Privilege review has been the bane of discovery practice for generations. It was not until the advent of the digital age and the corresponding explosion of information that federal rule makers crafted a regime that could realistically lessen the costs and other burdens of privilege reviews. Effective 2008, Congress enacted Federal Rule of Evidence 502. Since its passage, carefully prepared orders under Rule 502(d) generally have insulated litigants from motion practice over whether production of attorney-client privileged information or attorney work product waived the privilege.Despite the much-needed protection that Rule 502(d) orders provide, widespread use of 502(d) orders has been slow in coming. The biggest obstacle to use has been and remains ignorance; either of the existence of Rule 502 or of its operative provisions. Indeed, the fundamental reason why The Sedona Conference published its Commentary on the Protection of Privileged ESI in December 2015 was “to breathe some needed life into the understanding and use of Rule 502.” Thanks to that Commentary and the 2015 amendments to the Federal Rules of Civil Procedure, there has been a general increase in the use of 502(d) orders over the past three years.

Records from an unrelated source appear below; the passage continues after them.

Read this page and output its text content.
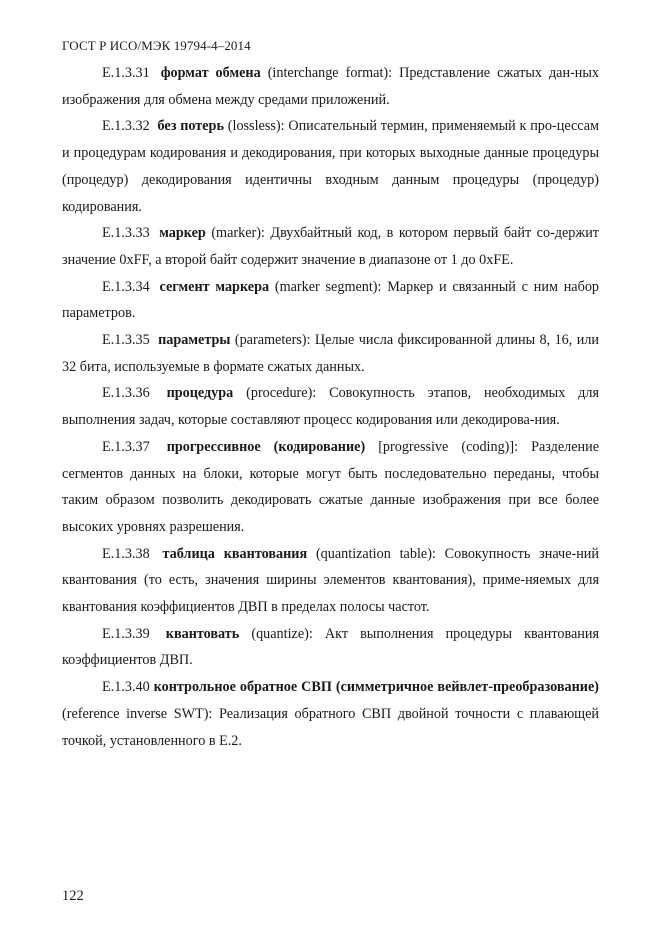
ГОСТ Р ИСО/МЭК 19794-4–2014

E.1.3.31 формат обмена (interchange format): Представление сжатых дан-ных изображения для обмена между средами приложений.

E.1.3.32 без потерь (lossless): Описательный термин, применяемый к про-цессам и процедурам кодирования и декодирования, при которых выходные данные процедуры (процедур) декодирования идентичны входным данным процедуры (процедур) кодирования.

E.1.3.33 маркер (marker): Двухбайтный код, в котором первый байт со-держит значение 0xFF, а второй байт содержит значение в диапазоне от 1 до 0xFE.

E.1.3.34 сегмент маркера (marker segment): Маркер и связанный с ним набор параметров.

E.1.3.35 параметры (parameters): Целые числа фиксированной длины 8, 16, или 32 бита, используемые в формате сжатых данных.

E.1.3.36 процедура (procedure): Совокупность этапов, необходимых для выполнения задач, которые составляют процесс кодирования или декодирова-ния.

E.1.3.37 прогрессивное (кодирование) [progressive (coding)]: Разделение сегментов данных на блоки, которые могут быть последовательно переданы, чтобы таким образом позволить декодировать сжатые данные изображения при все более высоких уровнях разрешения.

E.1.3.38 таблица квантования (quantization table): Совокупность значе-ний квантования (то есть, значения ширины элементов квантования), приме-няемых для квантования коэффициентов ДВП в пределах полосы частот.

E.1.3.39 квантовать (quantize): Акт выполнения процедуры квантования коэффициентов ДВП.

E.1.3.40 контрольное обратное СВП (симметричное вейвлет-преобразование) (reference inverse SWT): Реализация обратного СВП двойной точности с плавающей точкой, установленного в E.2.

122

Nevertheless, problems still prevent the fulfilment of 502(d)’s promise. For example, drafting errors by counsel have unwittingly incorporated the common law test of inadvertence into 502(d) orders. Issues have also appeared with the timing of a clawback request or overly broad clawbacks. All of these issues have led to satellite litigation and defeated the efficient safeguards that 502(d) orders are designed to provide.The solution to these and other problems is likely to be found in practical and straightforward guidance on preparing effective 502(d) orders. Accordingly, the Rule 502(d) drafting team will develop a Sedona Conference Primer that: (i) spotlights issues with 502(d) orders that create confusion, lead to satellite litigation, or otherwise unreasonably delay privilege reviews; (ii) develops standard provisions for 502(d) orders; and (iii) provides additional guidance and best practices to better ensure the most effective utilization of Rule 502(d) orders.